Un peu de bricolage pour différencier l’évaluation et tenir compte des rythmes d’apprentissage

Ma façon de faire que l’hétérogénéité apporte à tous, est d’instituer le travail en groupe d’entraide. L’expression, la confrontation et la mise en commun des différentes procédures et rend possible à chacun d’avancer à son rythme, d’autant que je donne souvent des fiches à exercices multiples dont le minimum exigible doit être fait par tous. Par contre, les évaluations sont individuelles et communes ?
Cette année, je me suis engagée à essayer de tenir compte, dans les évaluations, des différences de rythme dans les apprentissages. Avant chaque contrôle, j’ai l’habitude de distribuer une fiche de savoirs et savoir-faire détaillée, que les élèves utilisent avant le contrôle pour réviser et après, pour évaluer leurs réussites et leurs échecs. Cette année, j’ai décidé d’ajouter une partie différenciée : chaque élève doit inscrire un sujet qu’il s’engage à retravailler pour le ré-évaluer au contrôle suivant. Celui-ci comporte donc en plus des exercices communs, une liste d’exercices (sur 2 ou 3) différenciés.
Force est de constater que peu d’élèves ont relevé l’enjeu. Il y a 3 semaines entre deux contrôles, et même si ceux-ci sont retravaillés en devoir maison en utilisant les cahiers, ainsi que mes annotations, les engagements spécifiques ne sont pas tenus. Il vaudrait sans doute mieux programmer un petit contrôle différencié, directement une semaine après, les élèves maîtrisant mieux une projection à plus brève échéance que les 3 semaines habituelles.
Cette proposition est confortée par le fait suivant : en cours d’apprentissage d’une notion, je fais faire des tests réguliers dont les mauvaises notes ne comptent pas s’il y a progression au contrôle suivant. Les sujets de difficultés semblent mieux identifiés, moins noyés dans la masse d’un gros contrôle.
Le travail sur le sujet n’est pas terminé et je ne renoncerai pas sur le chemin de l’autonomisation des élèves, car il est essentiel.

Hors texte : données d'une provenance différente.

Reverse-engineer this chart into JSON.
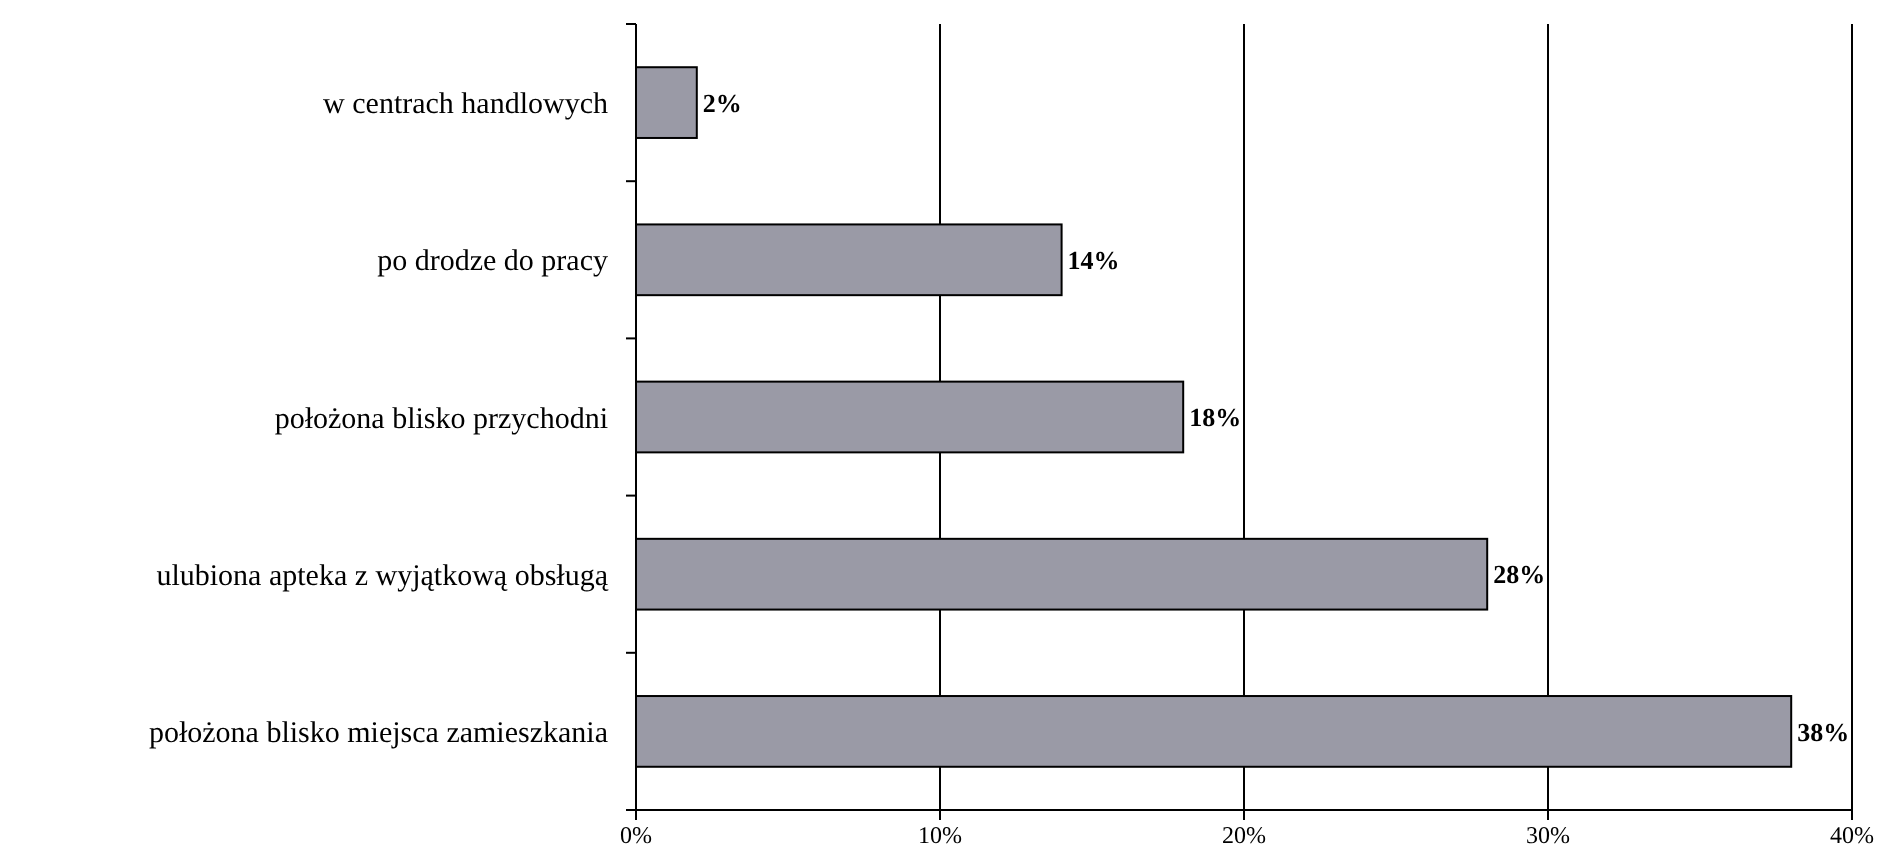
{
  "chart_data": {
    "type": "bar",
    "orientation": "horizontal",
    "categories": [
      "w centrach handlowych",
      "po drodze do pracy",
      "położona blisko przychodni",
      "ulubiona apteka z wyjątkową obsługą",
      "położona blisko miejsca zamieszkania"
    ],
    "values": [
      2,
      14,
      18,
      28,
      38
    ],
    "value_labels": [
      "2%",
      "14%",
      "18%",
      "28%",
      "38%"
    ],
    "color": "#9a9aa6",
    "xlim": [
      0,
      40
    ],
    "xticks": [
      {
        "value": 0,
        "label": "0%"
      },
      {
        "value": 10,
        "label": "10%"
      },
      {
        "value": 20,
        "label": "20%"
      },
      {
        "value": 30,
        "label": "30%"
      },
      {
        "value": 40,
        "label": "40%"
      }
    ],
    "grid": "x"
  }
}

Sylvie Menet, professeur de mathématiques en Loire-Atlantique.


Une correction qui serve à quelque chose

Je m’étais engagée à prendre enfin le temps de faire une correction « intelligente » en technologie, ma matière. J’ai choisi des activités autour de notions fondamentales comme savoir s’organiser dans le temps ou représenter des données chiffrées sous forme de graphique.
J’ai pour les exercices, repris toutes les propositions données par les élèves, je les ai saisies et photocopiées. J’ai constitué 4 groupes de 5 élèves, avec dans chaque groupe, un élève qui avait « réussi » les exercices et était « chef d’équipe ». J’ai remis à chaque chef de groupe les photocopies et ai donné une seule consigne : « vous n’aiderez les autres qu’en leur posant des questions comme : à quoi tu vois que la proposition B est fausse ? Je n’étais que garante du dispositif.
Très vite, j’ai vu que ça travaillait bien, dans la bonne humeur. Ceux qui avaient compris étaient coincés de ne pouvoir que poser des questions pour faire comprendre aux autres. Lors de la mise en commun, un élève de l’équipe 1 annonçait le numéro qu’il voulait commenter. Si son commentaire était exact, je coloriais la case de sa couleur (chaque groupe avait la sienne), sinon l’équipe suivante avait la parole. Le but était d’avoir le plus de cases coloriées contiguës. Chacun dans le groupe devait s’exprimer une fois. Là aussi j’ai noté une bonne écoute de l’ensemble de la classe : miraculeux ! Beaucoup d’élèves me semblait avoir compris (on le voyait aux explications qu’ils donnaient en justifiant le fait que telle ou telle proposition était fausse.
Le seul point négatif, c’est la quantité de travail que ça demande au professeur, qui n’est pas en plus réinvestissable, puisque ce sont les propositions des élèves que j’ai prises et qu’il faudrait reprendre me semble-t-il, l’année suivante…

Monique Ferrerons, professeur de technologie à Lyon.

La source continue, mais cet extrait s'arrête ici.